Einde inhoudsopgave
Verordening (EU) Nr. 1215/2012 betreffende rechterlijke bevoegdheid, erkenning en tenuitvoerlegging van beslissingen in burgerlijke en handelszaken
Artikel 41 [Toepasselijk recht]
Geldend
Geldend vanaf 09-01-2013
- Bronpublicatie:
12-12-2012, PbEU 2012, L 351 (uitgifte: 20-12-2012, regelingnummer: 1215/2012)
- Inwerkingtreding
09-01-2013
- Bronpublicatie inwerkingtreding:
12-12-2012, PbEU 2012, L 351 (uitgifte: 20-12-2012, regelingnummer: 1215/2012)
- Vakgebied(en)
Burgerlijk procesrecht / Europees burgerlijk procesrecht
Internationaal privaatrecht / Internationaal erkennings- en executierecht
1.
Onder voorbehoud van het bepaalde in deze afdeling, wordt de procedure voor tenuitvoerlegging van in een andere lidstaat gegeven beslissingen beheerst door het recht van de aangezochte lidstaat.

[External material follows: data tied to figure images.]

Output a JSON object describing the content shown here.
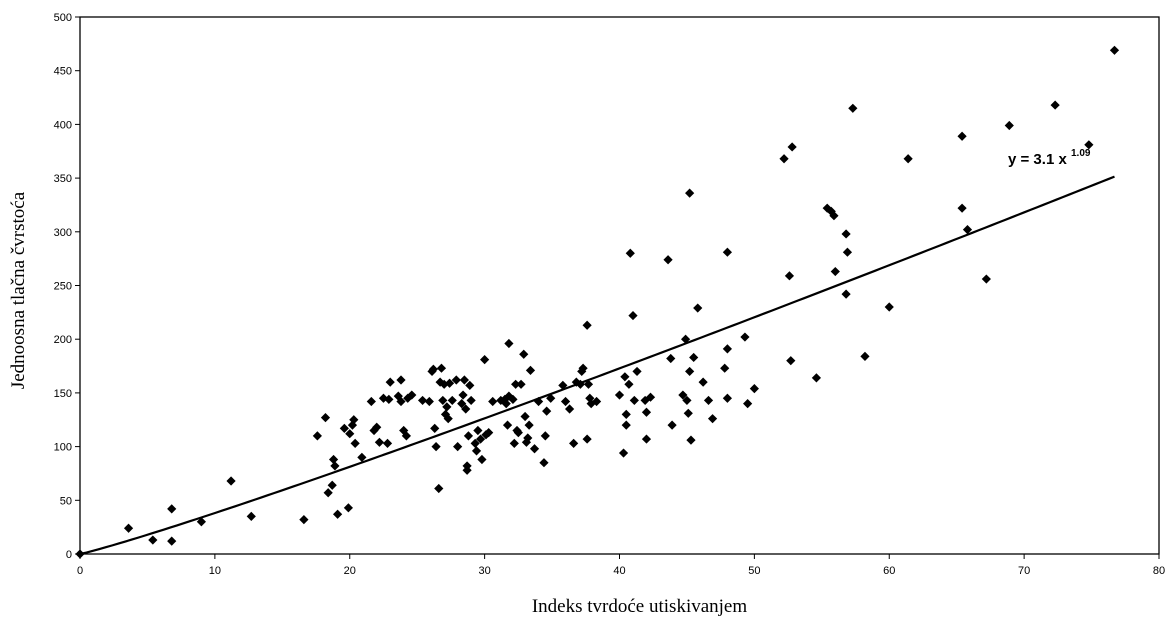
{
  "chart_data": {
    "type": "scatter",
    "xlabel": "Indeks tvrdoće utiskivanjem",
    "ylabel": "Jednoosna tlačna čvrstoća",
    "xlim": [
      0,
      80
    ],
    "ylim": [
      0,
      500
    ],
    "x_ticks": [
      "0",
      "10",
      "20",
      "30",
      "40",
      "50",
      "60",
      "70",
      "80"
    ],
    "y_ticks": [
      "0",
      "50",
      "100",
      "150",
      "200",
      "250",
      "300",
      "350",
      "400",
      "450",
      "500"
    ],
    "grid": false,
    "marker_color": "#000000",
    "marker": "diamond",
    "trendline": {
      "type": "power",
      "a": 3.1,
      "b": 1.09,
      "x_range": [
        0,
        76.7
      ],
      "equation_prefix": "y = 3.1 x",
      "equation_exponent": "1.09"
    },
    "points": [
      [
        0,
        0
      ],
      [
        3.6,
        24
      ],
      [
        5.4,
        13
      ],
      [
        6.8,
        12
      ],
      [
        6.8,
        42
      ],
      [
        9.0,
        30
      ],
      [
        11.2,
        68
      ],
      [
        12.7,
        35
      ],
      [
        16.6,
        32
      ],
      [
        17.6,
        110
      ],
      [
        18.2,
        127
      ],
      [
        18.4,
        57
      ],
      [
        18.7,
        64
      ],
      [
        18.8,
        88
      ],
      [
        18.9,
        82
      ],
      [
        19.1,
        37
      ],
      [
        19.6,
        117
      ],
      [
        19.9,
        43
      ],
      [
        20.0,
        112
      ],
      [
        20.2,
        120
      ],
      [
        20.3,
        125
      ],
      [
        20.4,
        103
      ],
      [
        20.9,
        90
      ],
      [
        21.6,
        142
      ],
      [
        21.8,
        115
      ],
      [
        22.0,
        118
      ],
      [
        22.2,
        104
      ],
      [
        22.5,
        145
      ],
      [
        22.8,
        103
      ],
      [
        22.9,
        144
      ],
      [
        23.0,
        160
      ],
      [
        23.6,
        147
      ],
      [
        23.8,
        162
      ],
      [
        23.8,
        142
      ],
      [
        24.0,
        115
      ],
      [
        24.2,
        110
      ],
      [
        24.3,
        145
      ],
      [
        24.6,
        148
      ],
      [
        25.4,
        143
      ],
      [
        25.9,
        142
      ],
      [
        26.1,
        170
      ],
      [
        26.2,
        172
      ],
      [
        26.3,
        117
      ],
      [
        26.4,
        100
      ],
      [
        26.6,
        61
      ],
      [
        26.7,
        160
      ],
      [
        26.8,
        173
      ],
      [
        26.9,
        143
      ],
      [
        27.0,
        158
      ],
      [
        27.1,
        130
      ],
      [
        27.2,
        137
      ],
      [
        27.3,
        126
      ],
      [
        27.4,
        159
      ],
      [
        27.6,
        143
      ],
      [
        27.9,
        162
      ],
      [
        28.0,
        100
      ],
      [
        28.3,
        140
      ],
      [
        28.4,
        148
      ],
      [
        28.5,
        162
      ],
      [
        28.6,
        135
      ],
      [
        28.7,
        78
      ],
      [
        28.7,
        82
      ],
      [
        28.8,
        110
      ],
      [
        28.9,
        157
      ],
      [
        29.0,
        143
      ],
      [
        29.3,
        103
      ],
      [
        29.4,
        96
      ],
      [
        29.5,
        115
      ],
      [
        29.7,
        107
      ],
      [
        29.8,
        88
      ],
      [
        30.0,
        181
      ],
      [
        30.1,
        111
      ],
      [
        30.3,
        113
      ],
      [
        30.6,
        142
      ],
      [
        31.2,
        143
      ],
      [
        31.5,
        144
      ],
      [
        31.6,
        140
      ],
      [
        31.7,
        120
      ],
      [
        31.8,
        196
      ],
      [
        31.8,
        147
      ],
      [
        32.1,
        144
      ],
      [
        32.2,
        103
      ],
      [
        32.3,
        158
      ],
      [
        32.4,
        115
      ],
      [
        32.5,
        113
      ],
      [
        32.7,
        158
      ],
      [
        32.9,
        186
      ],
      [
        33.0,
        128
      ],
      [
        33.1,
        104
      ],
      [
        33.2,
        108
      ],
      [
        33.3,
        120
      ],
      [
        33.4,
        171
      ],
      [
        33.7,
        98
      ],
      [
        34.0,
        142
      ],
      [
        34.4,
        85
      ],
      [
        34.5,
        110
      ],
      [
        34.6,
        133
      ],
      [
        34.9,
        145
      ],
      [
        35.8,
        157
      ],
      [
        36.0,
        142
      ],
      [
        36.3,
        135
      ],
      [
        36.6,
        103
      ],
      [
        36.8,
        160
      ],
      [
        37.1,
        158
      ],
      [
        37.2,
        170
      ],
      [
        37.3,
        173
      ],
      [
        37.6,
        213
      ],
      [
        37.6,
        107
      ],
      [
        37.7,
        158
      ],
      [
        37.8,
        145
      ],
      [
        37.9,
        140
      ],
      [
        38.3,
        142
      ],
      [
        40.0,
        148
      ],
      [
        40.3,
        94
      ],
      [
        40.4,
        165
      ],
      [
        40.5,
        130
      ],
      [
        40.5,
        120
      ],
      [
        40.7,
        158
      ],
      [
        40.8,
        280
      ],
      [
        41.0,
        222
      ],
      [
        41.1,
        143
      ],
      [
        41.3,
        170
      ],
      [
        41.9,
        143
      ],
      [
        42.0,
        132
      ],
      [
        42.0,
        107
      ],
      [
        42.3,
        146
      ],
      [
        43.6,
        274
      ],
      [
        43.8,
        182
      ],
      [
        43.9,
        120
      ],
      [
        44.7,
        148
      ],
      [
        44.9,
        200
      ],
      [
        45.0,
        143
      ],
      [
        45.1,
        131
      ],
      [
        45.2,
        170
      ],
      [
        45.2,
        336
      ],
      [
        45.3,
        106
      ],
      [
        45.5,
        183
      ],
      [
        45.8,
        229
      ],
      [
        46.2,
        160
      ],
      [
        46.6,
        143
      ],
      [
        46.9,
        126
      ],
      [
        47.8,
        173
      ],
      [
        48.0,
        281
      ],
      [
        48.0,
        191
      ],
      [
        48.0,
        145
      ],
      [
        49.3,
        202
      ],
      [
        49.5,
        140
      ],
      [
        50.0,
        154
      ],
      [
        52.2,
        368
      ],
      [
        52.6,
        259
      ],
      [
        52.7,
        180
      ],
      [
        52.8,
        379
      ],
      [
        54.6,
        164
      ],
      [
        55.4,
        322
      ],
      [
        55.7,
        319
      ],
      [
        55.9,
        315
      ],
      [
        56.0,
        263
      ],
      [
        56.8,
        298
      ],
      [
        56.8,
        242
      ],
      [
        56.9,
        281
      ],
      [
        57.3,
        415
      ],
      [
        58.2,
        184
      ],
      [
        60.0,
        230
      ],
      [
        61.4,
        368
      ],
      [
        65.4,
        389
      ],
      [
        65.4,
        322
      ],
      [
        65.8,
        302
      ],
      [
        67.2,
        256
      ],
      [
        68.9,
        399
      ],
      [
        72.3,
        418
      ],
      [
        74.8,
        381
      ],
      [
        76.7,
        469
      ]
    ]
  }
}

Een in een lidstaat gegeven beslissing die in de aangezochte lidstaat uitvoerbaar is, wordt er onder dezelfde voorwaarden ten uitvoer gelegd als een in de aangezochte lidstaat gegeven beslissing.
2.
Niettegenstaande het bepaalde in lid 1, zijn de in de aangezochte lidstaat wettelijk vastgestelde gronden voor weigering of voor schorsing van de tenuitvoerlegging van toepassing voor zover zij niet onverenigbaar zijn met de in artikel 45 genoemde gronden.
3.
De partij die om de tenuitvoerlegging van een in een andere lidstaat gegeven beslissing verzoekt, behoeft in de aangezochte lidstaat niet te beschikken over een postadres. Zij behoeft evenmin over een gemachtigde vertegenwoordiger in de aangezochte lidstaat te beschikken tenzij een dergelijke vertegenwoordiger ongeacht de nationaliteit of de woonplaats van de partijen verplicht is.